As I was driving out of the driveway I noticed that one of the bushes in our garden had suddenly “sprouted” some extra colour. (Confession: the bush is actually dead – I just haven’t got around to removing it yet, or replacing it with something living.)
Eleven crested pigeons were sitting there all fluffed up against the chilly morning and enjoying the early morning sunshine. It wasn’t a very big bush, so it looked really great.
Crested Pigeons are very common in our area. I frequently see loose flocks of a dozen or more – sometimes as many as 30 or 40 – perched on power lines or fences. Once I even counted about 60 all in close proximity to one another. It was quite a sight.
Sometimes everything just works really well when taking photos of birds.
Here is a case in point.
I looked out of the window from my office and saw this New Holland Honeyeater perched on one of the branches of a bush in the garden. I grabbed my camera and clicked; I was quite pleased with the result.
Sometimes you do win them.
Sometimes it is the common species that give birders the most problems. With me it is getting good photos of the common garden bird, the Grey Fantail.
This bird has been visiting our garden in recent weeks. It is a regular visitor during the cooler months. I haven’t been able to get a good close up photo until earlier this week. I chased it around the garden on several occasions over the previous week, only to have it elude me and my camera every time. They are not known to sit still for very long.
Eventually, it settled on the bird bath for long enough for a photo. It then returned several times over the next few minutes; I was waiting with my camera ready focussed.
The introduced bird species, Common Starling, is very common in our district, including our garden. They are also very common throughout south-eastern Australia, sometimes forming flocks numbering in the thousands.
They are a much maligned bird – and with good reason. We certainly don’t like the way they feast on the fruit in our orchard and they certainly foul up tree hollows when nesting, making the hollows most unattractive to native species.
They also have an uncanny knack of being able to imitate other birds. More than once I have been over excited about hearing an unusual call in the garden, only to realise that a starling is responsible. One of our resident starlings is able to very cleverly imitate a chook (chicken) cackling. Years ago we even had one around that was able to imitate the outside bell of a telephone, something it had learned from a nearby factory.

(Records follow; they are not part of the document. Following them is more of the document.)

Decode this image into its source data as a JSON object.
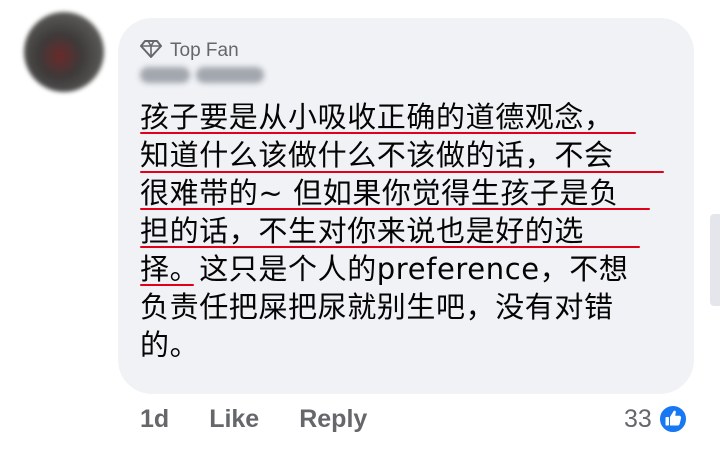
{
  "comment": {
    "badge_label": "Top Fan",
    "badge_icon": "diamond-icon",
    "lines": [
      "孩子要是从小吸收正确的道德观念，",
      "知道什么该做什么不该做的话，不会",
      "很难带的~ 但如果你觉得生孩子是负",
      "担的话，不生对你来说也是好的选",
      "择。这只是个人的preference，不想",
      "负责任把屎把尿就别生吧，没有对错",
      "的。"
    ]
  },
  "actions": {
    "time": "1d",
    "like_label": "Like",
    "reply_label": "Reply"
  },
  "reactions": {
    "count": "33",
    "icon": "thumbs-up-icon"
  },
  "colors": {
    "bubble": "#f0f2f5",
    "underline": "#e0001a",
    "secondary_text": "#65676b",
    "like_blue": "#1877f2"
  }
}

There is one redeeming feature of this species. At certain times of the year they do take on a very colourful, shimmering, iridescent array of colours, as shown in the birds featured in the photos today. (Hint: click on the photos to enlarge the image.)
Last week I travelled from home in Murray Bridge to attend a meeting in Adelaide. I take the South-eastern Freeway and this takes me through the Adelaide Hills. I generally take quite an interest in the birds seen along the way, noting that more and more frequently I am seeing the wonderful Yellow-tailed Black Cockatoos flying overhead.
On this occasion, however, I saw two – perhaps a pair – of Wedge-tailed Eagles soaring low over the freeway. This magnificent species – Australia’s largest eagle – is widespread throughout the country without being very common anywhere.
As is quite usual both birds were being harassed by other species, including Australian Magpies and Little Ravens. While they might be lovely birds, they are generally not loved birds; at least, not in the bird kingdom.